Pests[edit | edit source]

Besides being resilient pests themselves, pests to which Siberian elms are susceptible vary extensively, consisting of anything and everything native to a region and sometimes even inviting pests not native to the region to come on over anyway and hang out. Particularly hardy pests include bark mites, root mites, leaf mites and leaf beetles, as well as locusts, crickets, cicadas, fleas, and owls. Squirrels are common, and the odd horse has also been known to eat and/or get stuck in a Siberian elm. Fungal infections can range from that mildew growing in gran's bathroom to spot fungus and elm disease, though the latter two are less typical. Moss, ferns, and grass are particularly problematic for Siberian elms, as they make it that much easier for other Siberian elms to try to take root.

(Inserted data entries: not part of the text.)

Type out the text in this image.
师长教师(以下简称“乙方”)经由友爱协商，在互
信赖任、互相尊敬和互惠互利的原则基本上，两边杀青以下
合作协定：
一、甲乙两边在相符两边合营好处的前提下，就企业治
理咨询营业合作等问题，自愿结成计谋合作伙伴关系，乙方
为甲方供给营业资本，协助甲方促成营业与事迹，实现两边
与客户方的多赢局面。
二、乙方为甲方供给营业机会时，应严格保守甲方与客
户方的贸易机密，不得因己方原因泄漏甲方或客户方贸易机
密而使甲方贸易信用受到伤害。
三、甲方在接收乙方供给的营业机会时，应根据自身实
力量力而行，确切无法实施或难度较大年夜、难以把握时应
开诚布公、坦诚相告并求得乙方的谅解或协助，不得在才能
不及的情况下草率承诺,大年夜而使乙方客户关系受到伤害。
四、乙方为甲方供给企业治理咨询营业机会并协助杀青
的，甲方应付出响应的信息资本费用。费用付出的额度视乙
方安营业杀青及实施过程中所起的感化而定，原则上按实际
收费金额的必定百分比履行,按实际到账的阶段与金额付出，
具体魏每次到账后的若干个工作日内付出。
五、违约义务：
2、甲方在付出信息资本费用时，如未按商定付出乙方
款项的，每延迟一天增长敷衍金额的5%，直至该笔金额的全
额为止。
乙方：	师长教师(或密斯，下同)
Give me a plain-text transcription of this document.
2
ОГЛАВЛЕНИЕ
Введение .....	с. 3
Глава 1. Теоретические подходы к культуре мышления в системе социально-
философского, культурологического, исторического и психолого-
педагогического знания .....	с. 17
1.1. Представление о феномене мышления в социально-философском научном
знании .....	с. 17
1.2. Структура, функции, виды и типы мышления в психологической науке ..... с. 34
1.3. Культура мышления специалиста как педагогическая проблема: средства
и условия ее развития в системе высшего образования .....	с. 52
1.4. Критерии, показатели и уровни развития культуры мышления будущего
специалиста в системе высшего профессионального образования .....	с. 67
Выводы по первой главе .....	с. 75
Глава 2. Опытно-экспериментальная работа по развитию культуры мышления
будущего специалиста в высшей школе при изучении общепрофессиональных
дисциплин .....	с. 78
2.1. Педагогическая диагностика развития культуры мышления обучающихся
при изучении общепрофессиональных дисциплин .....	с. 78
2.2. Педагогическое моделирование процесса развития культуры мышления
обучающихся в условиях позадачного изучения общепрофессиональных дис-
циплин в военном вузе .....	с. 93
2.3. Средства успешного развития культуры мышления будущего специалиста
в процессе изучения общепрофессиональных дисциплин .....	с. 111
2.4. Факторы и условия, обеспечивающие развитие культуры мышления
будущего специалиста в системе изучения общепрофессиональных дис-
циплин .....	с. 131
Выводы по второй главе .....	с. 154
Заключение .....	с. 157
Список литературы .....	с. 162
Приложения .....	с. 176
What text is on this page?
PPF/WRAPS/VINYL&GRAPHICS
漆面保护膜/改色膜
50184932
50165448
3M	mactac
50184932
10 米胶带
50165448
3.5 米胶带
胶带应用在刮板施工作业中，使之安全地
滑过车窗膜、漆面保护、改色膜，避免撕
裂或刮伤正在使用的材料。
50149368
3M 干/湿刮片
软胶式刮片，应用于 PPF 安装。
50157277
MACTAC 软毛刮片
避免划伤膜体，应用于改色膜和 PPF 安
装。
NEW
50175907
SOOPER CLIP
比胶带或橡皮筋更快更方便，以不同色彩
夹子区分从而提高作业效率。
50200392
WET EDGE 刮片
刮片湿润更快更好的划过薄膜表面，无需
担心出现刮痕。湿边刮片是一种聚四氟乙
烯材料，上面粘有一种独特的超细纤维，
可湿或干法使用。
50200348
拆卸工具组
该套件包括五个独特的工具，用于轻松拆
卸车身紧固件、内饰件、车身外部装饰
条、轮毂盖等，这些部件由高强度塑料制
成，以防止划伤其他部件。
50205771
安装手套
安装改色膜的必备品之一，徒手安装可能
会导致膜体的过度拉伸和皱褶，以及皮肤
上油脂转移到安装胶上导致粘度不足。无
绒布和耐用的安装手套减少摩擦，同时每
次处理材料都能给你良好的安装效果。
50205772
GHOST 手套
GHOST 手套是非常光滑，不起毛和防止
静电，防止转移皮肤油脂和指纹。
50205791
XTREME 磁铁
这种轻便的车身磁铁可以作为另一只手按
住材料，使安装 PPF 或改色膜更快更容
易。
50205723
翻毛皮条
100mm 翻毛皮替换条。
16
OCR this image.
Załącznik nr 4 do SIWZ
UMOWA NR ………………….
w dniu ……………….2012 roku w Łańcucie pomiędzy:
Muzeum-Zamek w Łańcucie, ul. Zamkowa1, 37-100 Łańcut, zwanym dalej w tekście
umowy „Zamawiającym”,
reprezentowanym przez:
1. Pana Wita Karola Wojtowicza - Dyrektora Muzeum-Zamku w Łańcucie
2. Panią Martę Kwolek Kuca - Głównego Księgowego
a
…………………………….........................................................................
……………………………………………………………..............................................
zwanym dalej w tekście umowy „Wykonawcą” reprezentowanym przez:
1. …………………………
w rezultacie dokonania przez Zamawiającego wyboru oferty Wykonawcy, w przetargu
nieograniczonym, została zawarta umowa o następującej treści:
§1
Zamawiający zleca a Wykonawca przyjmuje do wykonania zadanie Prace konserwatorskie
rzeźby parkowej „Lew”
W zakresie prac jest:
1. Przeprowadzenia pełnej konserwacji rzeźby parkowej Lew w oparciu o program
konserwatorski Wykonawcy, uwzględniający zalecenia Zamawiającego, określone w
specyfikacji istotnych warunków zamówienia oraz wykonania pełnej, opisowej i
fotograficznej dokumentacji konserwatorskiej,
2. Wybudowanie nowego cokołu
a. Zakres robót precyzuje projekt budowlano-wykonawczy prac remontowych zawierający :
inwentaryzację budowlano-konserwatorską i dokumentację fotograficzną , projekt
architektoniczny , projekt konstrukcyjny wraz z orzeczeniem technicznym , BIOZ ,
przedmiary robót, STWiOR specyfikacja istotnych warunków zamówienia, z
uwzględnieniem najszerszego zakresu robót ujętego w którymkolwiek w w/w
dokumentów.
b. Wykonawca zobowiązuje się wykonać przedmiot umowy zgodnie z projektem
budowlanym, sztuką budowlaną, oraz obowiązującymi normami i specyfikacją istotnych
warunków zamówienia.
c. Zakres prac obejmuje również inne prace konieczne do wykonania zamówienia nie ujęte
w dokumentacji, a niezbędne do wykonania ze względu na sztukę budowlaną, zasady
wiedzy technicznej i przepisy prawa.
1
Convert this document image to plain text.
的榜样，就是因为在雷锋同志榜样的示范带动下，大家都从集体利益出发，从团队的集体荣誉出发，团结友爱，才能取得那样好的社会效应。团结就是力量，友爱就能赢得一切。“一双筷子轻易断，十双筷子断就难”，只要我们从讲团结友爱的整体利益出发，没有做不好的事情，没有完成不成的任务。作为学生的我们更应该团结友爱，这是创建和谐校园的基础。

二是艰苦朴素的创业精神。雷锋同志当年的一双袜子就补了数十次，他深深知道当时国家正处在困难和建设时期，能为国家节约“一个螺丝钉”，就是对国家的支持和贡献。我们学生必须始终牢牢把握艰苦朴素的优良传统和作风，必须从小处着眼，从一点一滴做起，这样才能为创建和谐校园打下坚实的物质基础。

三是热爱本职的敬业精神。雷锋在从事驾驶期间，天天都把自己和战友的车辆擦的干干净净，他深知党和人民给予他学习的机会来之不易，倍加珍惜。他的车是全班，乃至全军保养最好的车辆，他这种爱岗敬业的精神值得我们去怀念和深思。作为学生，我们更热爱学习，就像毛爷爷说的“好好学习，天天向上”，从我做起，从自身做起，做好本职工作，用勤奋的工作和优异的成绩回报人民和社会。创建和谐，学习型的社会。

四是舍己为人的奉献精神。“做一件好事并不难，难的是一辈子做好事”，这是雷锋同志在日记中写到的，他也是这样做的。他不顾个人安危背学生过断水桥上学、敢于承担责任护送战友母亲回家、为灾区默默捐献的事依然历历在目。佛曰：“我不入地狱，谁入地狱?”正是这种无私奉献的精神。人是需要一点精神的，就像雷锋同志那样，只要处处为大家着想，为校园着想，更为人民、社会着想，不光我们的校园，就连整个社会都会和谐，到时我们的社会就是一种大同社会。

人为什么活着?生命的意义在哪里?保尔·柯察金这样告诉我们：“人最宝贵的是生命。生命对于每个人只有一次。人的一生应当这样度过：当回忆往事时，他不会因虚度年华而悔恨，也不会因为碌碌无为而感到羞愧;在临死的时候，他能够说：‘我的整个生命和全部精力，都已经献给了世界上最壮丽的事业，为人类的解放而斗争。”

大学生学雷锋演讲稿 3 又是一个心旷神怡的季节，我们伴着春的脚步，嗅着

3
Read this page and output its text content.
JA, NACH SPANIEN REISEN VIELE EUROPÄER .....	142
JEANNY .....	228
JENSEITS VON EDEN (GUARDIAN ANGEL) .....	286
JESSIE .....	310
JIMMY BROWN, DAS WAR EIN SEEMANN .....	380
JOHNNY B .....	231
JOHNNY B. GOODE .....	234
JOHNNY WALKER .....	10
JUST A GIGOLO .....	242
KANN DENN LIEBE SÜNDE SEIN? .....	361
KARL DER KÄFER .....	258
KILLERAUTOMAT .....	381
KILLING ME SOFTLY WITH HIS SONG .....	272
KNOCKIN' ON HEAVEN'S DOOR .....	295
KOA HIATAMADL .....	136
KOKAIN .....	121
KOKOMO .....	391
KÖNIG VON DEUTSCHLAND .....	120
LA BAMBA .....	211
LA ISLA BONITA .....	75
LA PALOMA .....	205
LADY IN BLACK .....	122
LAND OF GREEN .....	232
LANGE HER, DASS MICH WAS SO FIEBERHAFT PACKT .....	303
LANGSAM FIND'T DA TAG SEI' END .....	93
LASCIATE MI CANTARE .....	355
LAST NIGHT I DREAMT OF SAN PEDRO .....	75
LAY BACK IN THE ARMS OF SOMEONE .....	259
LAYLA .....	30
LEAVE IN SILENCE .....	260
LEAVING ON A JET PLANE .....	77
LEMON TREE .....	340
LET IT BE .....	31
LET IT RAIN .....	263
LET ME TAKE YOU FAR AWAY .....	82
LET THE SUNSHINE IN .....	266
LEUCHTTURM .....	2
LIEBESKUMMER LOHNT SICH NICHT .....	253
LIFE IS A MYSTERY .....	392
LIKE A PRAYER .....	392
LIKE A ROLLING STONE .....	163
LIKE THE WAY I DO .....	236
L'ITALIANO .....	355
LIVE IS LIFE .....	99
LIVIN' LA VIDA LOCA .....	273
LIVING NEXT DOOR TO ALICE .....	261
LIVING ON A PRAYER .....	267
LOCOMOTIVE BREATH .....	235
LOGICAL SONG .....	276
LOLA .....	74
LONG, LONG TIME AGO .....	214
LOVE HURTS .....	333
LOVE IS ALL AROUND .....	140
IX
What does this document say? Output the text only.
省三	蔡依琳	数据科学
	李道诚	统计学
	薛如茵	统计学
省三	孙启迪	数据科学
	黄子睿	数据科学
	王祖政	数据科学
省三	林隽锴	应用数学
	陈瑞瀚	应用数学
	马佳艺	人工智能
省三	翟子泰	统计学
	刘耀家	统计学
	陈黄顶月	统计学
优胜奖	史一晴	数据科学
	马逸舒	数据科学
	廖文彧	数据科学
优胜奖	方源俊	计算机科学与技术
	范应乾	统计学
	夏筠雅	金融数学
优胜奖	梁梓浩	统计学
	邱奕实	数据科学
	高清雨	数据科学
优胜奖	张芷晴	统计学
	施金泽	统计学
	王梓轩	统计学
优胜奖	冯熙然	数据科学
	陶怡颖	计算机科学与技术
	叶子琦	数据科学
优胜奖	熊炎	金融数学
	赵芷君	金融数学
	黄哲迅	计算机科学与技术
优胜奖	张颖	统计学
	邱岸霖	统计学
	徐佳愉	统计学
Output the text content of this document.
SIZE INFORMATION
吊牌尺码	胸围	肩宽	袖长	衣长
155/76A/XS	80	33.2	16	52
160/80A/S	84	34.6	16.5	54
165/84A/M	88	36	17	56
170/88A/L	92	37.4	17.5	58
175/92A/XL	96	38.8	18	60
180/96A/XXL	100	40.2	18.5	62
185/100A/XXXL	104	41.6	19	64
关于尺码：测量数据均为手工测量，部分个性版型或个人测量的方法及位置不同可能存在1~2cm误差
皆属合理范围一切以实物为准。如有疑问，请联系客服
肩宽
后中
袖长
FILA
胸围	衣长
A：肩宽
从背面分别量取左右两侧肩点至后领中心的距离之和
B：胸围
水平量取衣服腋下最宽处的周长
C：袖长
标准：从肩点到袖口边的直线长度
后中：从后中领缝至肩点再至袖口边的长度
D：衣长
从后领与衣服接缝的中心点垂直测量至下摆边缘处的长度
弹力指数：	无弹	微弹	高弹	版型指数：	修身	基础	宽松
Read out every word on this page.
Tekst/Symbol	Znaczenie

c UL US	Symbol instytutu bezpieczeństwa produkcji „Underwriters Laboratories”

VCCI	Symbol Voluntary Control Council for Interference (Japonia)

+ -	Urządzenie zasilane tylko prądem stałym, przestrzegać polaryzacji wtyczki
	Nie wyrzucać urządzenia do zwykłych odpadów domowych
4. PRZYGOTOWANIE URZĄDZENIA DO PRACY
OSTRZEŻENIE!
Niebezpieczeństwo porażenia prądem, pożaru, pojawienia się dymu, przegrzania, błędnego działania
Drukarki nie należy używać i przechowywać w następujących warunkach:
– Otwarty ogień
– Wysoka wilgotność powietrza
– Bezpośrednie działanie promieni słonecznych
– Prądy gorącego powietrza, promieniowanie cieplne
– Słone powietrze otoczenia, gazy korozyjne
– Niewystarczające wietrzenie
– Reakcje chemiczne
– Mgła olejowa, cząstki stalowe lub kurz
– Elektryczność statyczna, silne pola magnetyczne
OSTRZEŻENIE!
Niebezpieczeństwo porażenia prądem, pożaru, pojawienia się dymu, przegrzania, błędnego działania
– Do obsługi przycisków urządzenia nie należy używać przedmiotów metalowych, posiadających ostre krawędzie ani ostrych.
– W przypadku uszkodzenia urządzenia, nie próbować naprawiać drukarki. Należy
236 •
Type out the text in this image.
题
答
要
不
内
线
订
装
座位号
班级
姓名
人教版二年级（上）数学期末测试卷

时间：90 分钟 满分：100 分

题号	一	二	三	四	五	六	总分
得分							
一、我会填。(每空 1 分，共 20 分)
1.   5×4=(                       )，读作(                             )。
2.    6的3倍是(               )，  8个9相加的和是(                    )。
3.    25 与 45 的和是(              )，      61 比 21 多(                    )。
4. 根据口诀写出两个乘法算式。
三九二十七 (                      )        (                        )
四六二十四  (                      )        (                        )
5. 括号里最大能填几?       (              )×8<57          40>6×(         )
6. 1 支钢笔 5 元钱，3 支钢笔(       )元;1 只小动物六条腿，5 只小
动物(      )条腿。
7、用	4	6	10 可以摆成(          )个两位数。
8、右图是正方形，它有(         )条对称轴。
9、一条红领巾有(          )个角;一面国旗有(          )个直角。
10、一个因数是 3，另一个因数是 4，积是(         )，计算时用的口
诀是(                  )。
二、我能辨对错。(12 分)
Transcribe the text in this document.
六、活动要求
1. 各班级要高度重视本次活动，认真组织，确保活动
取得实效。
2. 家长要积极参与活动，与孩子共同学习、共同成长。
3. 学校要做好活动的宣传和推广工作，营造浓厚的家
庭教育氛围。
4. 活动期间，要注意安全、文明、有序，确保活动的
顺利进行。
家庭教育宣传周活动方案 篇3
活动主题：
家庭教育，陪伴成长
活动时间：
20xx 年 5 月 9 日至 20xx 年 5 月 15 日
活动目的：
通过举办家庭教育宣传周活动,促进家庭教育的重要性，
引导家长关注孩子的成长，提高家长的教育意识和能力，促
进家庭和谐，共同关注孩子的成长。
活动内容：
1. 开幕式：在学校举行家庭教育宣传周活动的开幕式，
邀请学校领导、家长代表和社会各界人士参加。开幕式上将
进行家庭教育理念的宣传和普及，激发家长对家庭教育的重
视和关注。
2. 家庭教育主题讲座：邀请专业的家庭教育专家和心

A Siberian elm's most potent enemy is probably gravity, however, as it is capable of taking down even the healthiest trees, and knows no regional boundaries.

Uses[edit | edit source]

For naïve landscapers unaware of the trees' sickly nature, Siberian elms have many uses - shade, groundcover, privacy screens, as well as the economical value of something that people will pay others to remove. For the less naïve, they can also serve for the odd prank, or even as a quick scam. To the average land owner, however, there is usually only one real use: firewood.[2] Even pruning older trees so they retain a somewhat healthy appearance will produce copious amounts of spare wood, and Siberian elm wood is much too brittle for use in construction.

Ornamental trees[edit | edit source]

A young twig of a typical Siberian elm - it's still healthy... for now.

Shrubbery[edit | edit source]

And hedges...

Pranks[edit | edit source]

They smell like chickens.

Firewood[edit | edit source]

Because Siberian elms only die in chunks and even at times have the consideration to drop their branches to attainable reach[3]

Removal[edit | edit source]

In theory, the best way to remove one of these trees would be to wait for it to die, light the stump on fire and then salt the surrounding ground. There is, unfortunately, one small snag, in that Siberian elms are quite terrible at the actual dying part. A good-sized tree will lose its top many times over the years; even if the entire terranean trunk perishes, the root systems are immense and will not hesitate to sprout new growth.

Notes[edit | edit source]

  1. Squirrels tend to make their homes in the larger ones. This only causes more of the tree to die, creating even more space for more squirrels.
  2. While branches falling on things could work well in demolition, predicting the growth and death of the trees has proven too difficult for it to serve any practical purpose.
  3. These branches, however, tend to still be alive when they do; the trees are not the best planners.